Listening To the Opinion of the Global South Is Necessary To Prevent Web Fragmentation

Listening To the Opinion of the Global South Is Necessary To Prevent Web Fragmentation

On October 11, on the sidelines of the UN Internet Governance Forum, the Center for Global IT-Cooperation held the 'Scramble for Internet: you snooze, you lose' session, dedicated to the problems of Internet fragmentation.

Listening To the Opinion of the Global South Is Necessary To Prevent Web Fragmentation

The session was attended by Olga Makarova, Director of the MTS Commercial Resource Management Department, Milos Jovanovic, President of OpenLink Group (Serbia), Roberto Zambrana, Head of ISOC Bolivia, Barrack Otieno, Trustee of the Kenya ICT Action Network and the Dot Africa Foundation and Vadim Glushchenko, Director of the Center for Global IT-Cooperation. The moderator was Roman Chukov, Chairman of the Board of the Center.

"Any attempt to confiscate IP addresses from one or more states can lead to horrific consequences for the Internet. We will face deep structural fragmentation. We will see a real "Splinternet" (split Internet) without trust, unique identifiers, it will lose its global nature," Olga Makarova warned at the beginning of her speech.

She also proposed for the first time to use mathematical rather than verbal apparatus in assessing the risks of fragmentation in each key area. The formation of mathematical models for assessing fragmentation risks is proposed to be carried out taking into account technical, commercial and political factors that may affect fragmentation as parameters. In turn, technical, commercial and political factors are proposed to be assessed taking into account their distribution, influence, focus and nature. This will make it possible to form a more accurate and unambiguously definable assessment of fragmentation threats, to minimize the uncertainty of concepts that everyone interprets the term "multistayholder" in their own way today. In her opinion, without the use of mathematical models, conscious monitoring of fragmentation threats and combating them is not possible.

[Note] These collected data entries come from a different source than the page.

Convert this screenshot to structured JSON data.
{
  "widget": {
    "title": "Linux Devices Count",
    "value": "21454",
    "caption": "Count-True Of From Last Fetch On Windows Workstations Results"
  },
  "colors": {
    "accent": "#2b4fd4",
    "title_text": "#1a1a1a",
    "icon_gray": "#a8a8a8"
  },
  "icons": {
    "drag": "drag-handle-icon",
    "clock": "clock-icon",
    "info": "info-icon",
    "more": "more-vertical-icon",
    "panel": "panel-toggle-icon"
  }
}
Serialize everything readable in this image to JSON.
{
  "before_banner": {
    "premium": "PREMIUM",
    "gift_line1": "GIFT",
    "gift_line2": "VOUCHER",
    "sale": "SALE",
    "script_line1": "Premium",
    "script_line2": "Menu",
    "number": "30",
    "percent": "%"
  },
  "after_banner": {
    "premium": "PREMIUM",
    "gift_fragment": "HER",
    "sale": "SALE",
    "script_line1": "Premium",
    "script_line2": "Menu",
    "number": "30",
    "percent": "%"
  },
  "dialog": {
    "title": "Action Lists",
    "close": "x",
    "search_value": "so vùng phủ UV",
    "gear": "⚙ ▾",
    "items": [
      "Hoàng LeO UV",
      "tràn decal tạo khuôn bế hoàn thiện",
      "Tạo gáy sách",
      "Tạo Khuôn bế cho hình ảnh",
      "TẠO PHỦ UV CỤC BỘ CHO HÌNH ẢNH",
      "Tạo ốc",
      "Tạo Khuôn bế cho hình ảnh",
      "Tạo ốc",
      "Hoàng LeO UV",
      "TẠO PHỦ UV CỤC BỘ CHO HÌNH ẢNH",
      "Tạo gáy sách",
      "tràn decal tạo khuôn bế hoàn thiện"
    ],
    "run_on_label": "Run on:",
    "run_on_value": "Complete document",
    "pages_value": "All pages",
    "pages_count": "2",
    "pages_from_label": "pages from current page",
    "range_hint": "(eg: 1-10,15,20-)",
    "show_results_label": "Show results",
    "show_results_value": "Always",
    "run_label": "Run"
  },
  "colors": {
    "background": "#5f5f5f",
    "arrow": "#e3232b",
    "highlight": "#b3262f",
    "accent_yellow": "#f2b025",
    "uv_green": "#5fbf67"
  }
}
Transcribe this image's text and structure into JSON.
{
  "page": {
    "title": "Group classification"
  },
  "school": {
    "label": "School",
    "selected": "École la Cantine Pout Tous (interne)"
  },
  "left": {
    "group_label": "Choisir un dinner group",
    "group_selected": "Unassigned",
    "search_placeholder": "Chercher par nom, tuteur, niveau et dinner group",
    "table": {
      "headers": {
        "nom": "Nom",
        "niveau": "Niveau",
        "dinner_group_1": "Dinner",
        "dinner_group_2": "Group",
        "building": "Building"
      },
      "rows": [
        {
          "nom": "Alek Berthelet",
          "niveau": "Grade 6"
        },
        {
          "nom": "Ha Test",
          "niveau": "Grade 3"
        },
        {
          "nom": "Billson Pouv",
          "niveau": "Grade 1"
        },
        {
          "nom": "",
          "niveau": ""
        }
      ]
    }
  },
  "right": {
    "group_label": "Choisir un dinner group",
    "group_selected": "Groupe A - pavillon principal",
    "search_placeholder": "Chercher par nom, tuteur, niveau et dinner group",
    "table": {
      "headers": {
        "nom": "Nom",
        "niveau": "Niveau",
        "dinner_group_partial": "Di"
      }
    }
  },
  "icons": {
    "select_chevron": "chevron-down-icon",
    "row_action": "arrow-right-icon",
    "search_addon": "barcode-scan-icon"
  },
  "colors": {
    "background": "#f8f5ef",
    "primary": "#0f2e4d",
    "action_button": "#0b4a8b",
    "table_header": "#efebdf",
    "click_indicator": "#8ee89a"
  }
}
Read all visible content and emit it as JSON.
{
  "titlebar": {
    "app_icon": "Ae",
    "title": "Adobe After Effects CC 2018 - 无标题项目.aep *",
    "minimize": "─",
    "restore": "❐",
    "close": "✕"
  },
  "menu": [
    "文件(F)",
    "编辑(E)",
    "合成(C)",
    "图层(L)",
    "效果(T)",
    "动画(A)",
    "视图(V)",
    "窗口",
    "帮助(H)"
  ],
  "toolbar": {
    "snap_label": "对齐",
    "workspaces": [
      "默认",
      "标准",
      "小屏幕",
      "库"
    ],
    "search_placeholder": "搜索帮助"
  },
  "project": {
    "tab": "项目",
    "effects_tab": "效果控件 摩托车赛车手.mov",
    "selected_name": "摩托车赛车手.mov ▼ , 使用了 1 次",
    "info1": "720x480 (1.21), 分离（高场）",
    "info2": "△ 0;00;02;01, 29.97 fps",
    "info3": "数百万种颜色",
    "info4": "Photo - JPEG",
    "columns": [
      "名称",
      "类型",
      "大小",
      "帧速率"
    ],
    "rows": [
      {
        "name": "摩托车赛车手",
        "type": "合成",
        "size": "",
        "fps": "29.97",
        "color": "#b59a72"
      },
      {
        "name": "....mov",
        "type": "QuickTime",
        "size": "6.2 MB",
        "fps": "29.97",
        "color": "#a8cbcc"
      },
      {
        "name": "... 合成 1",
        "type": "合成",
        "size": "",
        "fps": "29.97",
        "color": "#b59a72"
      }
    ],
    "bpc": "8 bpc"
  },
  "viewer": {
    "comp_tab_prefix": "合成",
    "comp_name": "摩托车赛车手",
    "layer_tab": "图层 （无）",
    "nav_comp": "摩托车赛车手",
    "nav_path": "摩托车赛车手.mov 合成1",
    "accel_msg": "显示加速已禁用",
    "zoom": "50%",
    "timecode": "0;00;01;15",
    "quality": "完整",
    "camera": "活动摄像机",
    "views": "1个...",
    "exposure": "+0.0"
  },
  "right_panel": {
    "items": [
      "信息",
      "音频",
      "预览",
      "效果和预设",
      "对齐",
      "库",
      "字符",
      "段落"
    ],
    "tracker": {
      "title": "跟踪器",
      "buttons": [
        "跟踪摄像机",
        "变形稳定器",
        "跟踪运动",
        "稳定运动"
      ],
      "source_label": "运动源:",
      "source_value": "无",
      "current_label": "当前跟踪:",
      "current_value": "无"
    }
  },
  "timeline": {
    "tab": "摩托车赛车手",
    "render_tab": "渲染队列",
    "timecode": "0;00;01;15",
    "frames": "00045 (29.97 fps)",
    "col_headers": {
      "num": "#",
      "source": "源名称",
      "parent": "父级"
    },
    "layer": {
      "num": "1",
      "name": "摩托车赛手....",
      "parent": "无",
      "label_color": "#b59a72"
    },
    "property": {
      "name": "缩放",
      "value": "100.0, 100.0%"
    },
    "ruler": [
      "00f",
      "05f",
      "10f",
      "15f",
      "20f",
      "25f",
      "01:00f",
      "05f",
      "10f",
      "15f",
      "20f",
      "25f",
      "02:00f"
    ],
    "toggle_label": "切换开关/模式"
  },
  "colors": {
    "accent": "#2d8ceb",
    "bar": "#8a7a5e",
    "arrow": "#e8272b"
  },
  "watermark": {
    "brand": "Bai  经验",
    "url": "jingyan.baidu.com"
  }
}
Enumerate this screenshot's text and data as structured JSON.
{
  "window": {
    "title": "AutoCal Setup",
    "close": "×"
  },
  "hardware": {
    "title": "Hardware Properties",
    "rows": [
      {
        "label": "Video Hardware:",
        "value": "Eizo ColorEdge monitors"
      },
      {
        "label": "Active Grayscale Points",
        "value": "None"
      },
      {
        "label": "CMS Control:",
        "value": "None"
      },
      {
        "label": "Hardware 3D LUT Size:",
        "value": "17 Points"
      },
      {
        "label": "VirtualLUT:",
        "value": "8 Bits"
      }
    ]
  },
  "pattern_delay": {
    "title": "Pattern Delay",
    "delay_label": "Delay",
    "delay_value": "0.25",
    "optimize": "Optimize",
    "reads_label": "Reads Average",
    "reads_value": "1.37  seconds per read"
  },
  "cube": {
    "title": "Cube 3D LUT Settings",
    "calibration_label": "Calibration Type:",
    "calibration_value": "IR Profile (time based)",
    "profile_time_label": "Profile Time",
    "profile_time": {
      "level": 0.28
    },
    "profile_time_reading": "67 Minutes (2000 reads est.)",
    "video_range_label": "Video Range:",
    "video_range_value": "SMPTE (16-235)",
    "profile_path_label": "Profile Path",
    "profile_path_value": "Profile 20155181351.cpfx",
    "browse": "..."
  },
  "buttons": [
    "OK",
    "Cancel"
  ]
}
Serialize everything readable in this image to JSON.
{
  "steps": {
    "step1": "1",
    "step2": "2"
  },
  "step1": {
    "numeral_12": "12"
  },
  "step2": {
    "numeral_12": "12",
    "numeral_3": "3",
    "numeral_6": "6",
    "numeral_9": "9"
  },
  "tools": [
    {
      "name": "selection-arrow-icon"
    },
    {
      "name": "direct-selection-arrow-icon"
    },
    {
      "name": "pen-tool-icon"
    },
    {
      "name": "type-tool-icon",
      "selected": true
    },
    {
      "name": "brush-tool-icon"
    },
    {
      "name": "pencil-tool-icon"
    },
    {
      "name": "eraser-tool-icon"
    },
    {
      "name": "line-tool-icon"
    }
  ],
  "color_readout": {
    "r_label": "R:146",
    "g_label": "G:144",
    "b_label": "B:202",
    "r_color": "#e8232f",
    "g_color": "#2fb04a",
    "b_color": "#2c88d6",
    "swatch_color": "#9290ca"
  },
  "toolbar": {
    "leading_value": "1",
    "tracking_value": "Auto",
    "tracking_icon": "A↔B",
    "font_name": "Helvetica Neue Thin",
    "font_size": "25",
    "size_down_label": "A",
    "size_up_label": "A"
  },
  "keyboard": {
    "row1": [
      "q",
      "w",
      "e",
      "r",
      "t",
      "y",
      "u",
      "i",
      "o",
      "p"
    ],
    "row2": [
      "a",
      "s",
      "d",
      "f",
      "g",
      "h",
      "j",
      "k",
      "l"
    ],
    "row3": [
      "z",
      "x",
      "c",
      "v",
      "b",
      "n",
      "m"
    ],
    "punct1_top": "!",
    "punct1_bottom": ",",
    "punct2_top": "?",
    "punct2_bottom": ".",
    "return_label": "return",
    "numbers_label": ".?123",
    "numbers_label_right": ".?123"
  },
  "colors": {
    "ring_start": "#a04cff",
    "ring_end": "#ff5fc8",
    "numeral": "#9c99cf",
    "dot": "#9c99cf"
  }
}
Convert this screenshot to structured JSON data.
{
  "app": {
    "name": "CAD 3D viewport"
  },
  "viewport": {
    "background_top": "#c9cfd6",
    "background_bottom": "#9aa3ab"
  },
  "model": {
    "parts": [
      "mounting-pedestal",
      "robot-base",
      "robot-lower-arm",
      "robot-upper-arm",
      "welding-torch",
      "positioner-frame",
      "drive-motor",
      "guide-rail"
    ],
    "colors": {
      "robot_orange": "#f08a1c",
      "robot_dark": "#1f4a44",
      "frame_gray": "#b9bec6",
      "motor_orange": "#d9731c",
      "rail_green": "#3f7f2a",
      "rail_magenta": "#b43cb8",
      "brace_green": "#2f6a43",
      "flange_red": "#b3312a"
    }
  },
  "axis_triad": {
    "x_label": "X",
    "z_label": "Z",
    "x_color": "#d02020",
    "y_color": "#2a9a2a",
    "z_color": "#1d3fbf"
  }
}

Barrack Otieno noted that it is important for the Global South that the principles of Internet design are taken into account in matters of fragmentation. Among other things, there is another serious problem in those countries – Internet outages and network failures. Either because the equipment fails, or because of the low level of training in the field of information security. "We see that the areas where multiple Internet outages are observed do not have established network management mechanisms. I am referring to national forums or opportunities for organizing discussions like this, which bring together interested parties to discuss on an equal basis issues affecting the development of the Internet in specific jurisdictions. I would add that it is important for all interested parties to pay close attention to their roles and responsibilities in any country," he concluded.

Roberto Zambarana added that another type of fragmentation, which has a particularly strong impact on the Global South, is related to business models of providing Internet services: access to the network is limited by the high cost of communication. "In fact, the main problem is, of course, the lack of action. Whether it comes from the government, from the private sector, or even from civil society, the problem is that this inaction prevents a huge number of people from feeling part of a global society, connected to the world via the Internet," he said.

In his speech, Milos Jovanovic pointed out that infrastructure is one of the components of fragmentation. Since each state wants to protect its citizens, it not only requires international IT companies to comply with the laws of the country where they work, but also tries to make sure that the equipment is protected from hacker attacks. And for this, it is necessary to produce equipment and create software independently, in other words, to have technological sovereignty so as not to be dependent on external players.

In the development of the topic of technological sovereignty, Vadim Glushchenko drew attention to the fact that the prevention of Internet fragmentation is an important part of the initiative of the UN Secretary-General on the creation of the Global Digital Compact. In his opinion, the upcoming intergovernmental negotiation process should lay down general principles that are designed to define fair criteria of responsibility for global digital platforms, and give states the opportunity to independently manage national segments of the Internet.

Summarizing, Roman Chukov said that in matters of fragmentation, the world community needs to turn more often to the opinion of the Global South. "We are trying to avoid a situation where fragmentation is the result of a lack of technology and critical infrastructure in developing countries. And for this, it is necessary to promote international cooperation so that all countries have the necessary equipment to maintain a stable Internet connection," he concluded.